Having insurance is required in an eCommerce business because of the risk of mistakes such as selling incorrect items or damaging inventory and property. Here are some of the reasons why you need insurance:
- Local Japanese platforms like Rakuten might require you to have insurance products such as worker’s compensation
- Hiring employees
- Car insurance is required if you’re using a car for fulfilling purchases yourself for example
- Repairing or replacing property such as protecting your inventory, equipment, and buildings if an accident occurs
To choose the right insurance, it’s important to reach out and ask for advice from major eCommerce platforms that are willing to offer it.

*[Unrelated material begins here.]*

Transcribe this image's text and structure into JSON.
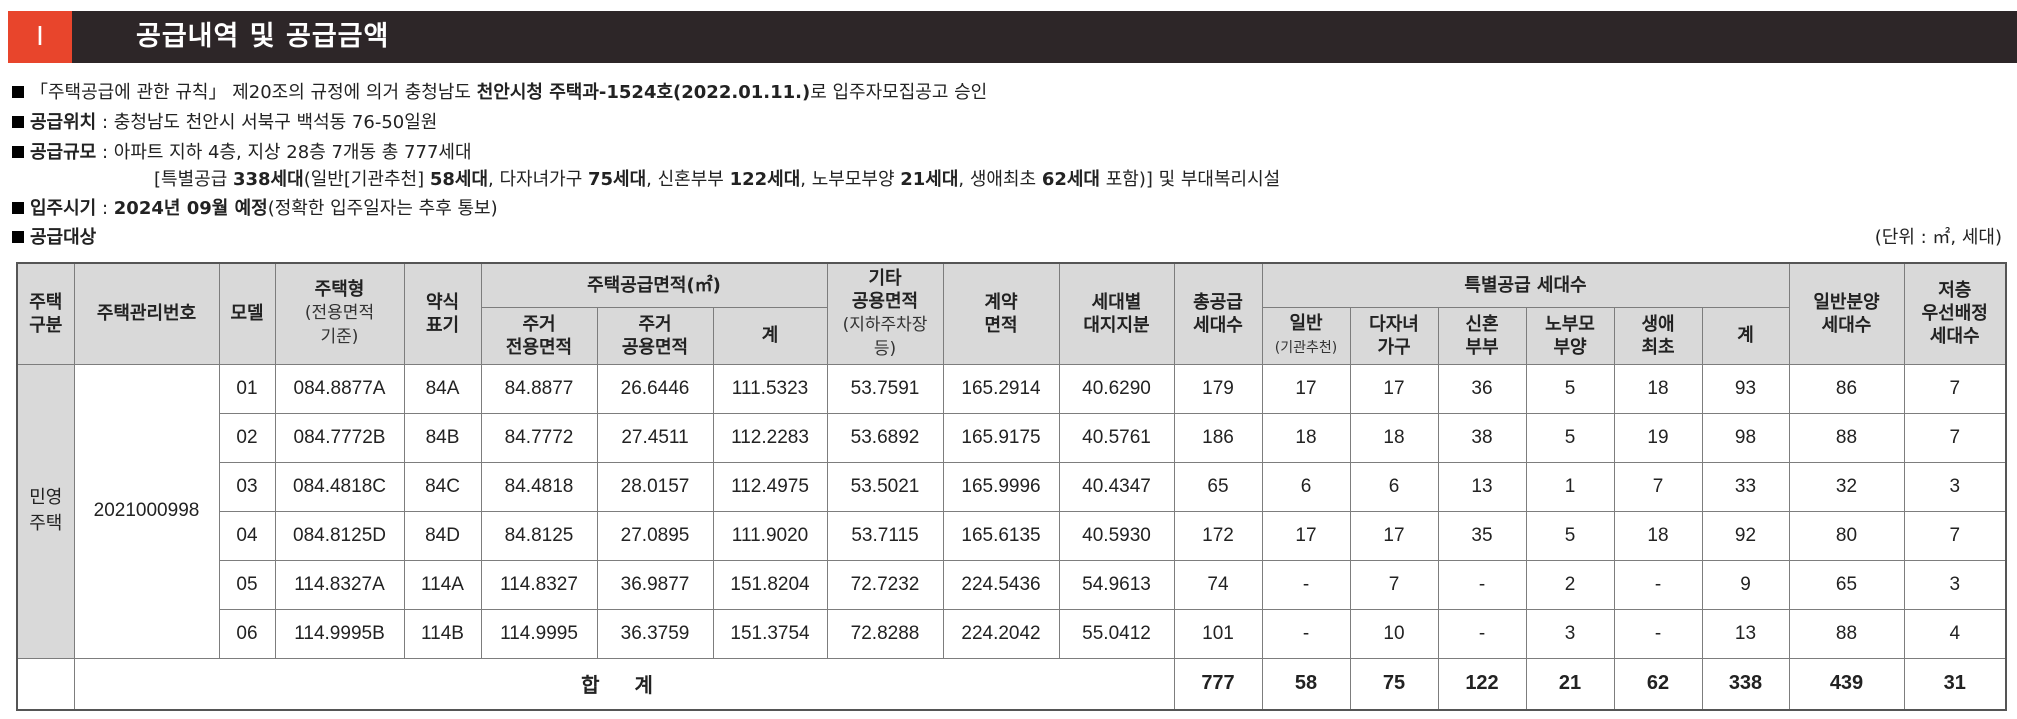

Cross-border Taxation & Tariffs
The purpose of cross-border eCommerce is to sell and move products from one country to another. When this happens, it’s important to know about tax, value-added tax, and tariff implications that may apply.
Luckily, websites such as U.S.-Japan Trade Agreement Negotiations (the US specific) and Trade with Japan (the UK specific) are useful to understand all this.
Similarly, with insurance, major Japanese eCommerce platforms will offer advice on how to effectively navigate through this.
Finding the right eCommerce partner
This is necessary since you might be working with local distributors and agencies to start selling in Japan.
Organizations such as the Department for International Trade Japan and Japan’s METI can help you find these partnerships.